La France est tout ce que les terroristes détestent
État de droit
La France c’est l’Etat de droit. L’affaiblir, même pour lutter contre le terrorisme, serait en quelques sortes donner raison à ceux qui nous combattent. La différence majeure entre eux et nous, c’est qu’en la terre des droits de l’homme, même un islamiste a le droit à un procès équitable : notre justice n’est pas celle des hommes ou de la vengeance institutionnalisée, elle est celle des Lumières, du principe contradictoire, et de la séparation des pouvoirs. S’il va de soi que contrôler les réseaux sociaux – dont le rôle dans la commission d’actes terroristes n’est plus à démontrer – sera un enjeu politique important, nous devrons veiller, à chaque instant, à ne jamais sacrifier les libertés sur l’autel de la sécurité. Le rôle du Conseil Constitutionnel, quand il a censuré toute ou partie des lois portées par les Députées Laëtitia Avia et Yaël Braun-Pivet, sur la haine en ligne et les auteurs d’infractions terroristes, est salutaire : ne nous laissons pas emporter par le fracas de l’émotion qui étouffe la raison, et malgré l’incroyable dureté des défis que nous affrontons, osons la complexité.
Laïcité
La France, et particulièrement depuis 1905, c’est aussi la laïcité. Assurément, la contestation de ce principe est souvent la première alerte du phénomène de dérive sectaire qui conduit à la radicalisation religieuse. Malgré cela, ce principe de société, qui est « une Constitution dans la Constitution » est très mal compris des citoyens, et trop souvent instrumentalisé par les politiques ces dernières années. Si la séparation des Eglises et de l’Etat signifie la neutralité de la puissance publique et de ceux qui remplissent des missions de service public, en aucun cas elle ne vise la neutralité de la société elle-même ; les citoyens ont le droit de porter des signes religieux ostentatoires, à condition bien-sûr qu’ils ne troublent pas l’ordre public ou qu’ils ne s’inscrivent pas dans une activité prosélyte. Face à cette méconnaissance, il nous faut de la pédagogie, du débat et de la compréhension: le principe de laïcité étant déjà inscrit à l’article 1er de la Constitution, ce n’est pas en l’inscrivant à nouveau dans notre norme suprême que nous résoudrons les maux de la société. Ici encore, oser la pensée.
Fraternité
Enfin, la France c’est aussi la fraternité, que nous devons réincarner. Nos ennemis utilisent les divisions de la société pour fonder leur emprise psychologique : le terrorisme islamiste se nourrit de notre incapacité à produire du commun. Alors que ces derniers mois ont dessiné le trait d’une société de plus en plus morcelée, le risque est clair, son implosion. Face à cela, nos dirigeants politiques n’ont d’autre choix que d’incarner l’humilité face à l’ampleur de la tâche et à la révolution de la pensée que nous impose ce combat de valeurs ; naturellement il ne nous faudra pas compter sur ceux qui depuis des années ont profité de ce morcellement à des fins électoralistes.
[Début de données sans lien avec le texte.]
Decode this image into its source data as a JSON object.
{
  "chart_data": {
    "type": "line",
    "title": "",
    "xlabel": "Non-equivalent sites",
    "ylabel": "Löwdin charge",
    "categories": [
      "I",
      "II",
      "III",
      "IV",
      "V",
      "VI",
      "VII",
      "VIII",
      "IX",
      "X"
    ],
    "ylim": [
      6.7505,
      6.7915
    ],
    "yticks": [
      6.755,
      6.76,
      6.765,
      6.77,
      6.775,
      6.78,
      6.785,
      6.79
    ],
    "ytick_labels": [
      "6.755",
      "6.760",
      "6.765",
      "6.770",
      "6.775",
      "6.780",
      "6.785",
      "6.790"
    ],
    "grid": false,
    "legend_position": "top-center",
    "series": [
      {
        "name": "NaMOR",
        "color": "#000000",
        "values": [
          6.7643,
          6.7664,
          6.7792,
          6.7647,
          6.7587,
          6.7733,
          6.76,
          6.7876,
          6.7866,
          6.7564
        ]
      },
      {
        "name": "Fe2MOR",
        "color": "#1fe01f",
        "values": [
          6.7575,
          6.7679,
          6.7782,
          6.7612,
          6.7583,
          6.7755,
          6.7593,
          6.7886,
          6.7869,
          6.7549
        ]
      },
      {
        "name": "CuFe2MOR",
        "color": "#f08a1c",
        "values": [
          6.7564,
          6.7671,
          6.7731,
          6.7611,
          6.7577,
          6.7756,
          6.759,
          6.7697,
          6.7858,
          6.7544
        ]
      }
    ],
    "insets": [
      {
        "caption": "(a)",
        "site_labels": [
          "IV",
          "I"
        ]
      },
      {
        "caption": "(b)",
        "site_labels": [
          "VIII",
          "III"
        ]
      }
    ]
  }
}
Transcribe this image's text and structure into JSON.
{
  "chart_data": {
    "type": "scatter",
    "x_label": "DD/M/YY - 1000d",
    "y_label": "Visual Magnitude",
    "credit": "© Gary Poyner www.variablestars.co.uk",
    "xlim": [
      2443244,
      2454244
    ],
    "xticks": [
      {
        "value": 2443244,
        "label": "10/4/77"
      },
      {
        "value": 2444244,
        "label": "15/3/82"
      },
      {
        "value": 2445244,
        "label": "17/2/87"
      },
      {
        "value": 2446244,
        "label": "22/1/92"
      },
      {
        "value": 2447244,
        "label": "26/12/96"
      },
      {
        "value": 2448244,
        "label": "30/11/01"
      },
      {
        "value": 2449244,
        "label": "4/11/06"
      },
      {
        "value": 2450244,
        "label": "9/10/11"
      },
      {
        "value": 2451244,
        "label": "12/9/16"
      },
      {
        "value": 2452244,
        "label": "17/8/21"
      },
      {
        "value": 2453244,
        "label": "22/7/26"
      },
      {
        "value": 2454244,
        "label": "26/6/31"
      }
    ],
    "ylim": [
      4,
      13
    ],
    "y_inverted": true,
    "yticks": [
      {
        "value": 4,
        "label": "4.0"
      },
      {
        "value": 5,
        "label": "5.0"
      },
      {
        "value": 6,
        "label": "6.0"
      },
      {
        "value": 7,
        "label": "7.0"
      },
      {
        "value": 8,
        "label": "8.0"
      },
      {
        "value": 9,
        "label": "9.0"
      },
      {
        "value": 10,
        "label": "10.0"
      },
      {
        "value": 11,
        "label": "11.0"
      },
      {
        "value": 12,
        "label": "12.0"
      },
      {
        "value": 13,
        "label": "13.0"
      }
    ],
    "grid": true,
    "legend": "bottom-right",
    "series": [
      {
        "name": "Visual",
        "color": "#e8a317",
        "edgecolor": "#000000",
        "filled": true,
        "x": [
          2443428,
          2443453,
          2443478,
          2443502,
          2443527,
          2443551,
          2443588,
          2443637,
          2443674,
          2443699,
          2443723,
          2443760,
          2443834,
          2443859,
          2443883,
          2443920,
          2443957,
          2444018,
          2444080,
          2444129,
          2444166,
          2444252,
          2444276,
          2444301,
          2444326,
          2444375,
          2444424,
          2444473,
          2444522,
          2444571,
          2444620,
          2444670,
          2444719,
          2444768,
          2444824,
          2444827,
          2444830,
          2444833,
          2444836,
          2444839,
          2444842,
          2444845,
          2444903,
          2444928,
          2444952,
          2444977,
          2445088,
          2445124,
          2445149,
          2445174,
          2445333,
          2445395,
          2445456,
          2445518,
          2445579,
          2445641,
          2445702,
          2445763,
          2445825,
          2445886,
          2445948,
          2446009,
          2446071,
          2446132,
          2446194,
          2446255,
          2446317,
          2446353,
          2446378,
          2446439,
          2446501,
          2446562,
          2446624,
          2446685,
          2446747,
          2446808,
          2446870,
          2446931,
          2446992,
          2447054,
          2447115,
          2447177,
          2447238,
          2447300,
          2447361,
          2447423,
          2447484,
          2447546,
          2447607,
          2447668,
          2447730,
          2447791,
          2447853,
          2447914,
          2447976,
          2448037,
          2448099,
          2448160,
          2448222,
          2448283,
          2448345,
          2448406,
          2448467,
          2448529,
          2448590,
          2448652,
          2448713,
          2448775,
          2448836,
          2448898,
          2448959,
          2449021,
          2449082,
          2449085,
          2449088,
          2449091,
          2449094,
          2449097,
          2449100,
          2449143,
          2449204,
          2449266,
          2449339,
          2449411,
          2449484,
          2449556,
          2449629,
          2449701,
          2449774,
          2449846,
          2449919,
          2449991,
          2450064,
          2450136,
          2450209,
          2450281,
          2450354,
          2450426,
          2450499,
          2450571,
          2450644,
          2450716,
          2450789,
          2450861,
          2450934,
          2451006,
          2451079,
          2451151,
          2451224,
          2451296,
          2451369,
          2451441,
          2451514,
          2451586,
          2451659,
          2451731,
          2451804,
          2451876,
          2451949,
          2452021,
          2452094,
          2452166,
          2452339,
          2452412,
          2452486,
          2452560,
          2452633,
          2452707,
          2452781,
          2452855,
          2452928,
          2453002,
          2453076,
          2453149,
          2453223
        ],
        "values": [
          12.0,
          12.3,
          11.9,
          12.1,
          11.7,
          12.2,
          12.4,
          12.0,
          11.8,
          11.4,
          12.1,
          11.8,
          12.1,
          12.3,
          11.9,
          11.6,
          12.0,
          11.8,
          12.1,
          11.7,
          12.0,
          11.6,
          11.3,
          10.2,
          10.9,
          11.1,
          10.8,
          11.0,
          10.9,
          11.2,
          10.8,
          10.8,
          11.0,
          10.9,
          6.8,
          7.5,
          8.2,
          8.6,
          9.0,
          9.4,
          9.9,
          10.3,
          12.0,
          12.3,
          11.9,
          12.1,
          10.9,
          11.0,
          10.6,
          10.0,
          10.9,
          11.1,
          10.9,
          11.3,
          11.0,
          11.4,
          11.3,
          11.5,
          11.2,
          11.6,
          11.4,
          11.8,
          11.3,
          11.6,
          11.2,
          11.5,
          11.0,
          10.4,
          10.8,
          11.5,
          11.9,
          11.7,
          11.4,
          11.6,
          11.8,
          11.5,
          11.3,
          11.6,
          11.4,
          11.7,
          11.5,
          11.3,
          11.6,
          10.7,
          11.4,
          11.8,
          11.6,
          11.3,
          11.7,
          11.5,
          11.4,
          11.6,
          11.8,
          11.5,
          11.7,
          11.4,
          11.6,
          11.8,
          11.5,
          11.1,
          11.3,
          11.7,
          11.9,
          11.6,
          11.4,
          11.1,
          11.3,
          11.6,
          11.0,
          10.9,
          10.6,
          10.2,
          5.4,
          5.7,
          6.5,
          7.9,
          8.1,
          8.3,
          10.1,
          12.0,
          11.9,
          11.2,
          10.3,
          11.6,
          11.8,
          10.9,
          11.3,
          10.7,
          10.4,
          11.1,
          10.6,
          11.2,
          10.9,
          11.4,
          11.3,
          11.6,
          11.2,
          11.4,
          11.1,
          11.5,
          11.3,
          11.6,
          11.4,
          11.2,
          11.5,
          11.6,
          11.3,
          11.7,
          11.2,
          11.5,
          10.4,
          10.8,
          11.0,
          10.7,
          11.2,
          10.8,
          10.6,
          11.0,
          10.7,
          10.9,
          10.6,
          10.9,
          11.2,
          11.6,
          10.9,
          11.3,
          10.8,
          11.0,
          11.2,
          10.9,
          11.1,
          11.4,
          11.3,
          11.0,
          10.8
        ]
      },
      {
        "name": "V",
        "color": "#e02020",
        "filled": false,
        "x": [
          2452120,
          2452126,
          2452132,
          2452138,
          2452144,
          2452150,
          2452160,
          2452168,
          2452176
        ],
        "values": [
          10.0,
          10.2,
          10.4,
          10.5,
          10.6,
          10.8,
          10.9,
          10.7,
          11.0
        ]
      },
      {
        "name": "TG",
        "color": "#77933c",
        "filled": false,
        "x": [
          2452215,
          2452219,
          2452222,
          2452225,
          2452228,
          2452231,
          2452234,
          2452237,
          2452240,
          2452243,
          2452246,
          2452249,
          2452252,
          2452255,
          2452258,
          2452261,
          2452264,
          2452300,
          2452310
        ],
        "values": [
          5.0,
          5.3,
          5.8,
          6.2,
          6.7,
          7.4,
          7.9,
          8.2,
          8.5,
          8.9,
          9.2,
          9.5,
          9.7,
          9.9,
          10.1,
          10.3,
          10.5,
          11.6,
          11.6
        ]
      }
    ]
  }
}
Le pays est, face au drame humain que représente l’assassinat d’un enseignant, en droit d’attendre une réponse digne de la part de ceux qui prétendent incarner notre Etat : si évidemment il faut lutter contre le communautarisme en ce qu’il peut, dans certains cas, prétendre s’imposer à la République, il ne faut en rien viser l’uniformisation de la société et l’effacement des différences, ce serait trahir l’idéal républicain français. Face à ce combat de civilisation inédit, nous sommes en droit d’exiger que notre classe politique abandonne l’arrogante facilité qu’elle a, dans les heures qui suivent ces tragédies, à accoucher de solutions qui n’en sont pas.
Abandonnons l’écume des choses
Dans le respect de la République laissons les individus s’habiller comme ils le souhaitent où manger ce qu’ils veulent. Croire que nous résoudrons les problèmes dans les rayons de nos supermarchés ou dans les allées de nos magasins de prêt-à-porter est, ici encore, un renoncement à penser.
La France est tout ce que détestent les terroristes. Elle mérite que nous ne cédions ni à la tentation de la facilité ni à l’assourdissant vide de la pensée. Ainsi nous honorerons la vie de ceux qui, pour la défendre, ont payé le prix de leurs libertés.